All these aspects are manifested through the mechanics of the game. Most prominently, you will spend a lot of time creating your kingdom; you need to build structures, investigate magic and new weapons, and assign jobs to citizens. Everything feels connected. When you start growing and harvesting products, for example, your eggs and vegetables can be used by your chef to create new foods to help you in the battle. When you go on side missions to help people in the world with various problems, they will pay you coming to live in the flourishing kingdom, further expanding your nascent empire. The building of the kingdom is intuitive enough that it never feels overwhelming or overly complex, but it has the kind of depth that makes it easy to waste hours figuring out how to get your blacksmith to make the best possible swords.

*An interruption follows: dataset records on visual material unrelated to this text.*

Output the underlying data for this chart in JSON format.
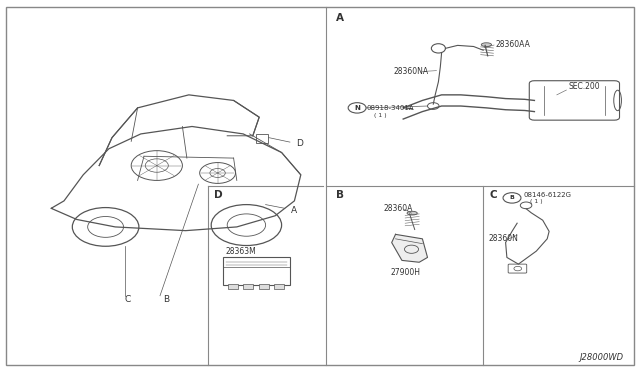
{
  "bg_color": "#ffffff",
  "line_color": "#555555",
  "text_color": "#333333",
  "diagram_id": "J28000WD",
  "border_color": "#aaaaaa",
  "section_A_label": "A",
  "section_B_label": "B",
  "section_C_label": "C",
  "section_D_label": "D",
  "part_28360AA": "28360AA",
  "part_28360NA": "28360NA",
  "part_08918": "08918-3401A",
  "part_08918_qty": "( 1 )",
  "part_SEC200": "SEC.200",
  "part_28363M": "28363M",
  "part_28360A": "28360A",
  "part_27900H": "27900H",
  "part_08146": "08146-6122G",
  "part_08146_qty": "( 1 )",
  "part_28360N": "28360N",
  "label_A_car": "A",
  "label_B_car": "B",
  "label_C_car": "C",
  "label_D_car": "D"
}
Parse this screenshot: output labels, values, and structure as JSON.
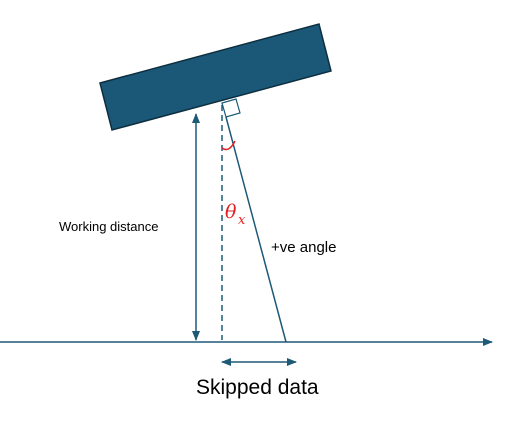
{
  "labels": {
    "working_distance": "Working distance",
    "positive_angle": "+ve angle",
    "skipped_data": "Skipped data",
    "theta_symbol": "θ",
    "theta_subscript": "x"
  },
  "colors": {
    "line": "#1c5a78",
    "block_fill": "#1b5878",
    "block_stroke": "#0d2e3f",
    "angle_accent": "#e02020",
    "text": "#000000"
  }
}
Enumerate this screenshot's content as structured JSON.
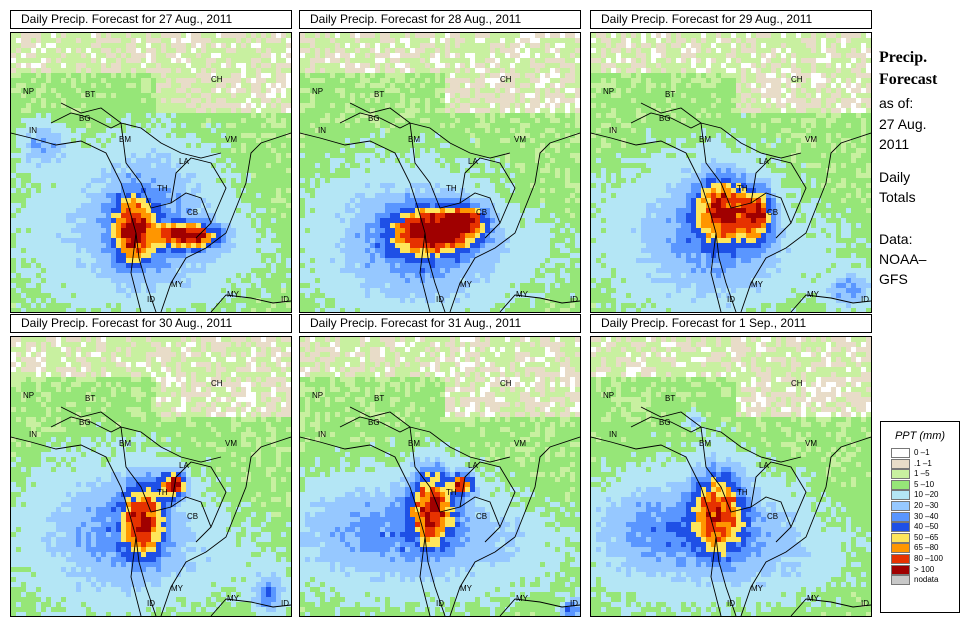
{
  "panels": [
    {
      "title": "Daily Precip. Forecast for  27 Aug., 2011"
    },
    {
      "title": "Daily Precip. Forecast for  28 Aug., 2011"
    },
    {
      "title": "Daily Precip. Forecast for  29 Aug., 2011"
    },
    {
      "title": "Daily Precip. Forecast for  30 Aug., 2011"
    },
    {
      "title": "Daily Precip. Forecast for  31 Aug., 2011"
    },
    {
      "title": "Daily Precip. Forecast for  1 Sep., 2011"
    }
  ],
  "map_labels": [
    "NP",
    "BT",
    "BG",
    "IN",
    "CH",
    "BM",
    "VM",
    "LA",
    "TH",
    "CB",
    "MY",
    "ID",
    "MY",
    "ID"
  ],
  "side": {
    "title_line1": "Precip.",
    "title_line2": "Forecast",
    "asof": "as of:",
    "date_line1": "27 Aug.",
    "date_line2": "2011",
    "totals_line1": "Daily",
    "totals_line2": "Totals",
    "data_line1": "Data:",
    "data_line2": "NOAA–",
    "data_line3": "GFS"
  },
  "legend": {
    "title": "PPT (mm)",
    "items": [
      {
        "label": "0 –1",
        "color": "#ffffff"
      },
      {
        "label": ".1 –1",
        "color": "#e8dcc8"
      },
      {
        "label": "1 –5",
        "color": "#c8f0a0"
      },
      {
        "label": "5 –10",
        "color": "#96e678"
      },
      {
        "label": "10 –20",
        "color": "#b4e6f5"
      },
      {
        "label": "20 –30",
        "color": "#96c8ff"
      },
      {
        "label": "30 –40",
        "color": "#5a96ff"
      },
      {
        "label": "40 –50",
        "color": "#1e50e6"
      },
      {
        "label": "50 –65",
        "color": "#ffe65a"
      },
      {
        "label": "65 –80",
        "color": "#ff9600"
      },
      {
        "label": "80 –100",
        "color": "#e63200"
      },
      {
        "label": "> 100",
        "color": "#a00000"
      },
      {
        "label": "nodata",
        "color": "#c8c8c8"
      }
    ]
  }
}
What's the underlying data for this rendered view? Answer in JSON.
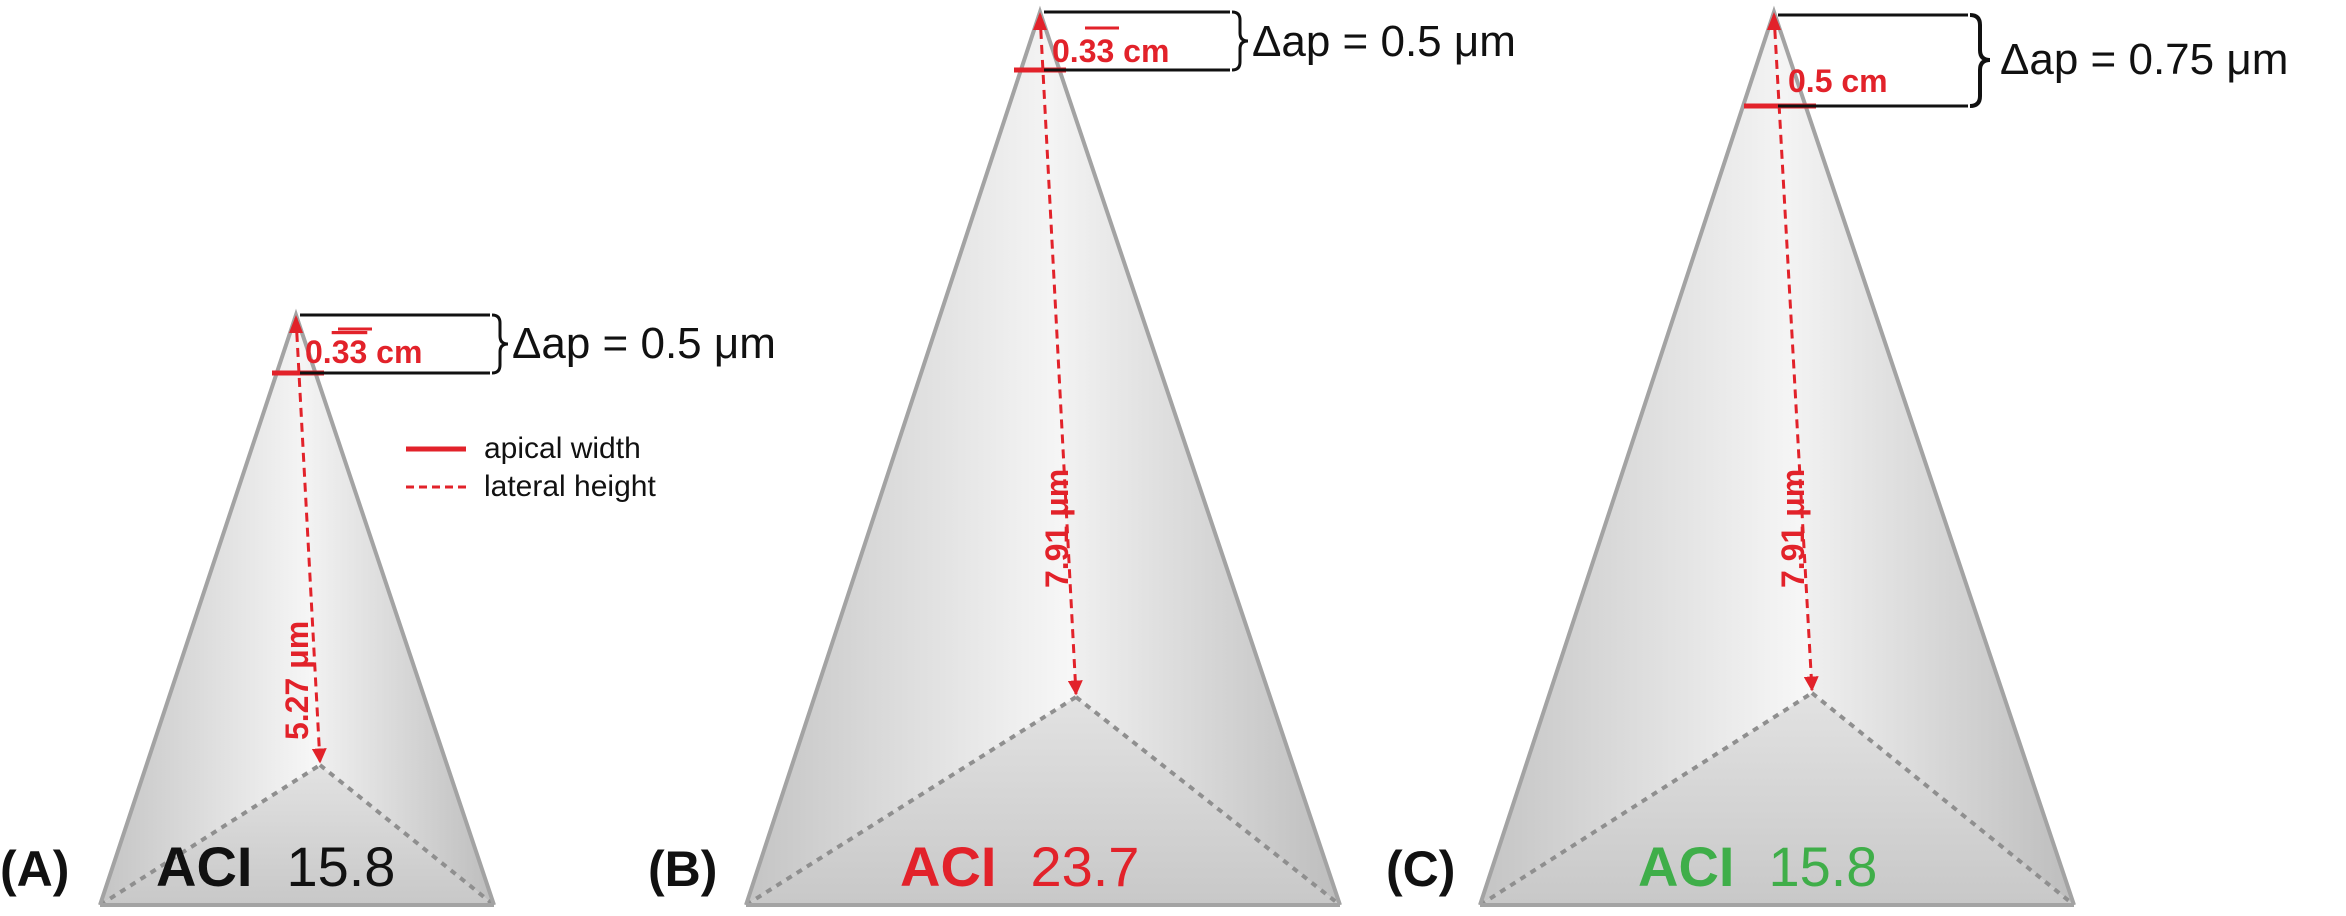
{
  "colors": {
    "red": "#e2222a",
    "green": "#3fae49",
    "black": "#111111",
    "outline": "#a3a3a3",
    "base_dash": "#8f8f8f"
  },
  "legend": {
    "apical_width": "apical width",
    "lateral_height": "lateral height"
  },
  "panels": [
    {
      "id": "A",
      "label": "(A)",
      "aci_word": "ACI",
      "aci_value": "15.8",
      "aci_color": "#111111",
      "width_main": "0.",
      "width_bar": "33",
      "width_unit": " cm",
      "height": "5.27 μm",
      "delta": "Δap = 0.5 μm"
    },
    {
      "id": "B",
      "label": "(B)",
      "aci_word": "ACI",
      "aci_value": "23.7",
      "aci_color": "#e2222a",
      "width_main": "0.",
      "width_bar": "33",
      "width_unit": " cm",
      "height": "7.91 μm",
      "delta": "Δap = 0.5 μm"
    },
    {
      "id": "C",
      "label": "(C)",
      "aci_word": "ACI",
      "aci_value": "15.8",
      "aci_color": "#3fae49",
      "width_main": "0.5 cm",
      "width_bar": "",
      "width_unit": "",
      "height": "7.91 μm",
      "delta": "Δap = 0.75 μm"
    }
  ]
}
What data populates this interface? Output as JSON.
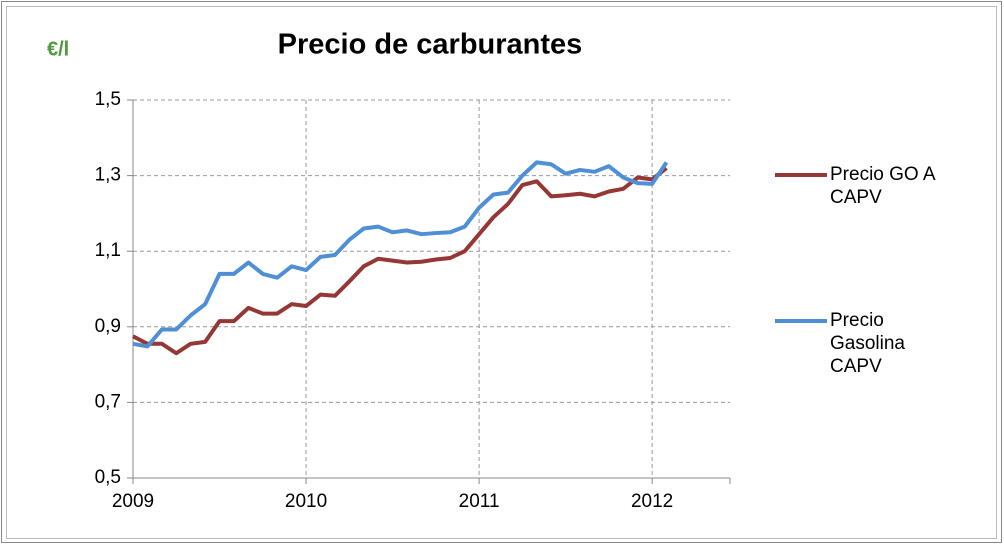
{
  "chart_data": {
    "type": "line",
    "title": "Precio de carburantes",
    "y_label": "€/l",
    "x": [
      2009,
      2009.083,
      2009.167,
      2009.25,
      2009.333,
      2009.417,
      2009.5,
      2009.583,
      2009.667,
      2009.75,
      2009.833,
      2009.917,
      2010,
      2010.083,
      2010.167,
      2010.25,
      2010.333,
      2010.417,
      2010.5,
      2010.583,
      2010.667,
      2010.75,
      2010.833,
      2010.917,
      2011,
      2011.083,
      2011.167,
      2011.25,
      2011.333,
      2011.417,
      2011.5,
      2011.583,
      2011.667,
      2011.75,
      2011.833,
      2011.917,
      2012,
      2012.083
    ],
    "series": [
      {
        "name": "Precio GO A CAPV",
        "color": "#953735",
        "values": [
          0.875,
          0.855,
          0.855,
          0.83,
          0.855,
          0.86,
          0.915,
          0.915,
          0.95,
          0.935,
          0.935,
          0.96,
          0.955,
          0.985,
          0.982,
          1.02,
          1.06,
          1.08,
          1.075,
          1.07,
          1.072,
          1.078,
          1.082,
          1.1,
          1.145,
          1.19,
          1.225,
          1.275,
          1.285,
          1.245,
          1.248,
          1.252,
          1.245,
          1.258,
          1.265,
          1.295,
          1.29,
          1.32
        ]
      },
      {
        "name": "Precio Gasolina CAPV",
        "color": "#4f8fd6",
        "values": [
          0.855,
          0.848,
          0.893,
          0.893,
          0.93,
          0.96,
          1.04,
          1.04,
          1.07,
          1.04,
          1.03,
          1.06,
          1.05,
          1.085,
          1.09,
          1.13,
          1.16,
          1.165,
          1.15,
          1.155,
          1.145,
          1.148,
          1.15,
          1.165,
          1.215,
          1.25,
          1.255,
          1.3,
          1.335,
          1.33,
          1.305,
          1.315,
          1.31,
          1.325,
          1.295,
          1.28,
          1.278,
          1.335
        ]
      }
    ],
    "xlim": [
      2009,
      2012.45
    ],
    "xticks": [
      2009,
      2010,
      2011,
      2012
    ],
    "ylim": [
      0.5,
      1.5
    ],
    "yticks": [
      {
        "value": 0.5,
        "label": "0,5"
      },
      {
        "value": 0.7,
        "label": "0,7"
      },
      {
        "value": 0.9,
        "label": "0,9"
      },
      {
        "value": 1.1,
        "label": "1,1"
      },
      {
        "value": 1.3,
        "label": "1,3"
      },
      {
        "value": 1.5,
        "label": "1,5"
      }
    ],
    "grid": true,
    "legend": "right"
  }
}
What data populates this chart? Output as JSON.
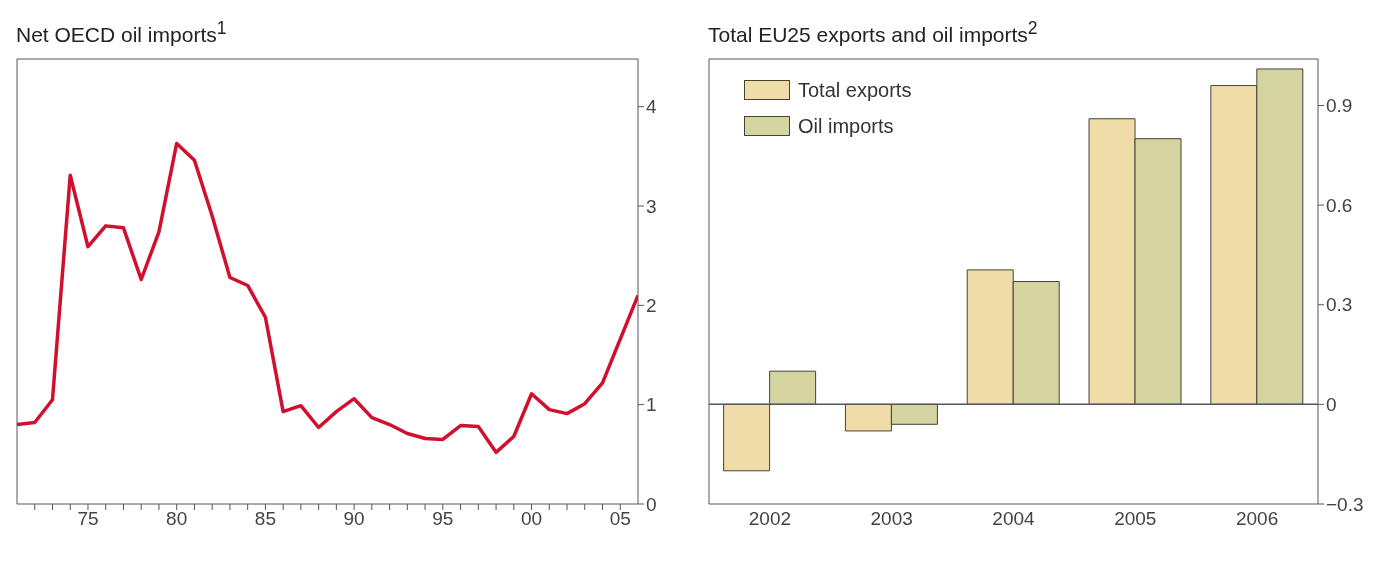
{
  "chart_data": [
    {
      "type": "line",
      "title": "Net OECD oil imports$^{1}$",
      "x": [
        1971,
        1972,
        1973,
        1974,
        1975,
        1976,
        1977,
        1978,
        1979,
        1980,
        1981,
        1982,
        1983,
        1984,
        1985,
        1986,
        1987,
        1988,
        1989,
        1990,
        1991,
        1992,
        1993,
        1994,
        1995,
        1996,
        1997,
        1998,
        1999,
        2000,
        2001,
        2002,
        2003,
        2004,
        2005,
        2006
      ],
      "series": [
        {
          "color": "#d0102e",
          "values": [
            0.8,
            0.82,
            1.05,
            3.31,
            2.59,
            2.8,
            2.78,
            2.26,
            2.74,
            3.63,
            3.46,
            2.9,
            2.28,
            2.2,
            1.88,
            0.93,
            0.99,
            0.77,
            0.93,
            1.06,
            0.87,
            0.8,
            0.71,
            0.66,
            0.65,
            0.79,
            0.78,
            0.52,
            0.68,
            1.11,
            0.95,
            0.91,
            1.01,
            1.22,
            1.66,
            2.1
          ]
        }
      ],
      "xlim": [
        1971,
        2006
      ],
      "xticks": [
        {
          "value": 1972,
          "label": null
        },
        {
          "value": 1973,
          "label": null
        },
        {
          "value": 1974,
          "label": null
        },
        {
          "value": 1975,
          "label": "75"
        },
        {
          "value": 1976,
          "label": null
        },
        {
          "value": 1977,
          "label": null
        },
        {
          "value": 1978,
          "label": null
        },
        {
          "value": 1979,
          "label": null
        },
        {
          "value": 1980,
          "label": "80"
        },
        {
          "value": 1981,
          "label": null
        },
        {
          "value": 1982,
          "label": null
        },
        {
          "value": 1983,
          "label": null
        },
        {
          "value": 1984,
          "label": null
        },
        {
          "value": 1985,
          "label": "85"
        },
        {
          "value": 1986,
          "label": null
        },
        {
          "value": 1987,
          "label": null
        },
        {
          "value": 1988,
          "label": null
        },
        {
          "value": 1989,
          "label": null
        },
        {
          "value": 1990,
          "label": "90"
        },
        {
          "value": 1991,
          "label": null
        },
        {
          "value": 1992,
          "label": null
        },
        {
          "value": 1993,
          "label": null
        },
        {
          "value": 1994,
          "label": null
        },
        {
          "value": 1995,
          "label": "95"
        },
        {
          "value": 1996,
          "label": null
        },
        {
          "value": 1997,
          "label": null
        },
        {
          "value": 1998,
          "label": null
        },
        {
          "value": 1999,
          "label": null
        },
        {
          "value": 2000,
          "label": "00"
        },
        {
          "value": 2001,
          "label": null
        },
        {
          "value": 2002,
          "label": null
        },
        {
          "value": 2003,
          "label": null
        },
        {
          "value": 2004,
          "label": null
        },
        {
          "value": 2005,
          "label": "05"
        }
      ],
      "ylim": [
        0,
        4.48
      ],
      "yticks": [
        0,
        1,
        2,
        3,
        4
      ],
      "grid": false,
      "legend": false,
      "marker": "none",
      "line_style": "solid"
    },
    {
      "type": "bar",
      "title": "Total EU25 exports and oil imports$^{2}$",
      "categories": [
        "2002",
        "2003",
        "2004",
        "2005",
        "2006"
      ],
      "series": [
        {
          "name": "Total exports",
          "color": "#f0dca8",
          "values": [
            -0.2,
            -0.08,
            0.405,
            0.86,
            0.96
          ]
        },
        {
          "name": "Oil imports",
          "color": "#d4d4a0",
          "values": [
            0.1,
            -0.06,
            0.37,
            0.8,
            1.01
          ]
        }
      ],
      "ylim": [
        -0.3,
        1.04
      ],
      "yticks": [
        {
          "value": -0.3,
          "label": "−0.3"
        },
        0,
        0.3,
        0.6,
        0.9
      ],
      "grid": false,
      "legend": "top left",
      "ref_lines": [
        {
          "axis": "y",
          "value": 0,
          "color": "#555566"
        }
      ]
    }
  ]
}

The result is a game that feels virtually uninterrupted. Whatever you're doing, whether it's investigating new types of magical creatures or venturing into a distant realm to sign a peace treaty, makes sense within history and also has connections to other aspects of the game. More importantly, all these aspects are very funny. This also gives Revenant Kingdom the kind of variety that is often missing in RPGs. If you get bored of the battles, you can take a break to control your kingdom. When that is exhausted, there are always new interesting places to explore. Search missions really feel like a productive use of your time, and the game has a very welcome quick trip system that allows you to skip to the most interesting parts of the game.

On its own, this would be enough for an absorbing role experience. Revenant Kingdom stands out both in the macro – the feeling that you are changing this fantasy realm on a global scale – and in the micro, with a focus on smaller moments that still feel important. But when you dress with the sense of Ghibli style, the game becomes incredible. Thanks to a more powerful hardware change, Revenant Kingdom is more like an interactive Ghibli movie than its predecessor.
It's not just the art style, which has a similar look, especially when it comes to character design. There's also attention to detail that feels very Ghibli-like, like the way Evan's tail moves naturally when he dives and rolls in battle or the expressive faces that show how a character feels, even when he does not. they say nothing. Perhaps the most impressive is the pure imagination on display with respect to the different places it explores. There is a city of gambling that it seems that Las Vegas was crossed with a small and sinuous Japanese village, where every question of state is left to a dice roll. Later, you will find a glorious and watery kingdom where love is illegal and a giant eye watches over citizens.
Even in RPGs that I admire most, there are usually times of inactivity, times when things can be tedious, or where history snakes and becomes confusing. I never really felt that while playing Ni No Kuni II. Instead, it's a game where I always knew what I was doing and why, and, most importantly, I enjoyed doing it. Revenant Kingdom is not the game of Howl & # 39; s Moving Castle with which I have always dreamed. It is something much better.
Ni No Kuni II: Revenant Kingdom is available on March 23 on the PS4 and PC.